Well, the sun seems to be trying to peep through the clouds, the temperature is above zero, and if I don’t get outside, then I won’t have any chance to see my first Mourning Cloak, Ring-billed Gull, or other hopeful sign of Spring. One thing that I have noticed in pouring over our Moose Pasture insects is that from the few we have identified, there isn’t much overlap with the Home Bug Garden fauna, and the two sites are a mere 53 km (33 miles) apart. I think this has implications for what I am trying to achieve, but that is something I will need to think about. In the meantime, it seems most appropriate to end, not with a beetle, but with an eponymous Moose Pasture beastie. When the thaw does come, there will be lots of reminders of this animal dotting the landscape - and ones that some scarabs will no doubt find attractive.


  1. The Donacia sp., with her legs dangling over the leaf edges, looks exhausted with her burden! The different metallic hues on the pair is interesting.

    Was the moose taken with a camera trap? I hope so, as it looks a bit close to be safe!

  2. Hey nobones,

    Yes, the sexual dimorphism in the hues is interesting. Haven't been able to find out anything about it though.

    Moose was captured on a trail camera. There are at least 3 male moose that wander the Moose Pasture. Except during the rut, the females with young are probably more of a worry, but so far the moose move on when we encounter them and let us play with the bugs.



  3. Just over a week ago I returned to my office after a noon hour stroll and a ladybug was crawling on my coat - must be a good sign of spring! :)

  4. I'm also inclined to go with Dicerca callosa, based on the antennomeres 2 and 3 of equal lengths (in tenebrosa 2 is shorter than 3). Good job using host info to deduce a likely ID.

    Can't help with the weevil, but the "Zygogramma" has more of a "Chrysomela" look to it (the former are usually more convex and solid). Orange and black chryso #2 looks like Phyllobrotica, but I don't know the species well enough to be more specific.

    I agree with Trichiotinus assimilis, and your melolonthine looks like Dichelonyx - the genus is a mess.

  5. I think I'm going with Ted's id for the Dicerca (that is one of his groups of speciality), but I think the Zygogramma/Chrysomela may be Calligrapha californica corepsivora Brown.

    At least (1) that is what it keys to at:

    (2) Looks right; and (3) I collected something just like it off Nodding Beggarticks (Bidens cernua) last Fall.

  6. Yep, I agree with Calligrapha now that I look more closely. Good job!

  7. "One thing that I have noticed in pouring over our Moose Pasture insects is that from the few we have identified, there isn’t much overlap with the Home Bug Garden fauna..,"

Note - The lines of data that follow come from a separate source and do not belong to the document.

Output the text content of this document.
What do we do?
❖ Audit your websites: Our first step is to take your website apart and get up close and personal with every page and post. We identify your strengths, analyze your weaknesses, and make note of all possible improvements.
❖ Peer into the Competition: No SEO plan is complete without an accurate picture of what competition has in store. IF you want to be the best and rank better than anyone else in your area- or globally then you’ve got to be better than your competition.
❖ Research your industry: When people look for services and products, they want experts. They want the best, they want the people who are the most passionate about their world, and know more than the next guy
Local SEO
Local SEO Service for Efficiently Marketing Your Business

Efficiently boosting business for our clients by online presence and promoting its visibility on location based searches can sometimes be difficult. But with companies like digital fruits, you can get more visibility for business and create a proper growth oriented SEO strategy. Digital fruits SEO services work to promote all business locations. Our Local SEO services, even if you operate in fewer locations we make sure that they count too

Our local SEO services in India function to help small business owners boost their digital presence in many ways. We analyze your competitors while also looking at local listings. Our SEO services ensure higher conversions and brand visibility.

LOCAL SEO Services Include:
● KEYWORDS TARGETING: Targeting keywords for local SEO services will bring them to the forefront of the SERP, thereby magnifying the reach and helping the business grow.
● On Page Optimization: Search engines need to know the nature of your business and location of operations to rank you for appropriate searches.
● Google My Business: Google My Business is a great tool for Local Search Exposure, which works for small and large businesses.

    I'm curious what percent overlap you have found i.e. 1%? 10%? 30%? Would be interesting to compare your yard biodiversity survey with other Alberta ecosystems other than the ‘Moose Pasture’ such as the more prairie-like landscapes to see if more or less overlap.

    I guess in the end increased biodiversity in your yard is a good thing, even if unique only to your yard or urban environments (and provided harmful species not finding ideal breeding grounds of course!)

  8. Hi Middle Earth,

    That is a good question. For the beetles, ignoring a couple that I have identified only to family, only 2 of 55 species are shared in common - so, less than 4% overlap (7% if the ones with only family ids are the same species).

    Some of the differences have obvious explanations - at home we have only a small pond (just turned the bubbler on this afternoon), but the Moose Pasture is about 1/5th water (or was before the drought). So, not much in the way of water beetles here at home. Also, there are lots of moose, deer, coyote etc. at the Moose Pasture and so we have some dung beetles not found at home. The leaf beetles are pretty different too - because the plants are mostly different.

    I really need to do a more thorough survey at both sites to have much authority, but I'd be surprised if beetle similarity between the two sites reached 20%.

    In comparison, 4/14 species of Vespidae (the family that includes the yellow jackets and hornets) are shared - almost 30%. Wasps like flowers, so the Home Bug Garden has twice as many species recorded as the Moose Pasture. I guess I like flowers more than Nature does.